The Grand National has a special place in our hearts, and for many people, having a flutter on it is a once-a-year experience. Unfortunately, the traditional trip to the bookies was off, with betting shops still under lockdown. It’s been a tough time for high street bookmakers, particularly independent shops that cannot compete online with the major brands, such as William Hills and Ladbrokes. Although noises were made to move the 2021 Grand National back a week for betting shops to reopen, these were rebuffed and the event went ahead as planned on the 10th of April.
A Moment in History
Despite the trifecta of no betting shops open; no roaring crowds, and no Tiger Roll - the horse that had won in 2018 and 2019 - it was good to have the Grand National back on the sporting calendar.
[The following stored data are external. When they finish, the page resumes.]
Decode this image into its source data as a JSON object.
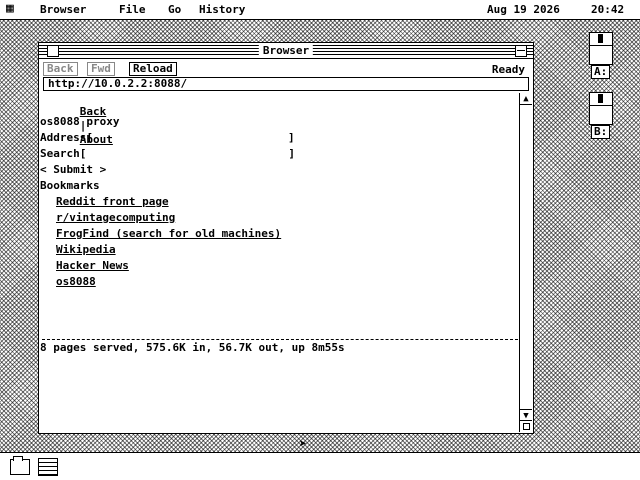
{
  "menubar": {
    "apple_glyph": "▦",
    "items": [
      "Browser",
      "File",
      "Go",
      "History"
    ],
    "date": "Aug 19 2026",
    "time": "20:42"
  },
  "window": {
    "title": "Browser",
    "toolbar": {
      "back_label": "Back",
      "fwd_label": "Fwd",
      "reload_label": "Reload",
      "status": "Ready"
    },
    "url": "http://10.0.2.2:8088/",
    "page": {
      "nav_back": "Back",
      "nav_sep": "|",
      "nav_about": "About",
      "heading": "os8088 proxy",
      "address_label": "Address[",
      "address_close": "]",
      "search_label": "Search[",
      "search_close": "]",
      "submit": "< Submit >",
      "bookmarks_label": "Bookmarks",
      "bookmarks": [
        "Reddit front page",
        "r/vintagecomputing",
        "FrogFind (search for old machines)",
        "Wikipedia",
        "Hacker News",
        "os8088"
      ],
      "footer": "8 pages served, 575.6K in, 56.7K out, up 8m55s"
    }
  },
  "desktop": {
    "drives": [
      "A:",
      "B:"
    ]
  }
}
For a time, it looked set that the 2021 National would be remembered for one - if not all - of the above. However, a certain Rachael Blackmore had other ideas. Blackmore arrived at Aintree fresh off the back of becoming the first-ever female to be top jockey at the Cheltenham Festival, and there was a buzz of excitement in the air as she saddled Minella Times for this year’s showpiece.
To offer some context, Minella Times was a 50/1 outsider in February, but due to Blackmore’s heroics at Cheltenham, the horse was backed all the way down to as low as 9/1 on some betting sites, with the official starting price being 11/1. Many racing pundits felt that the odds were far too short and that Minella Times shouldn’t be in the winner’s conversation.
Yet, Rachael Blackmore had other ideas. The history books were torn up as she became the first female jockey to win the world’s most famous steeplechase. 1977 was the year that females were first allowed to race in the National, with the previous best being Katie Walsh’s third place on Seabass in 2012. Blackmore had rewritten another chapter in horse racing history.
Certainly, her cause was aided when clear favourite - Cloth Cap - pulled up, but that is not to take anything away from this outstanding achievement. Blackmore is now one of jump racing’s superstars and fully deserves all the plaudits that are coming her way. If you missed out on having a flutter on the National, it might be worth putting a pound on her to win this year’s SPOTY award.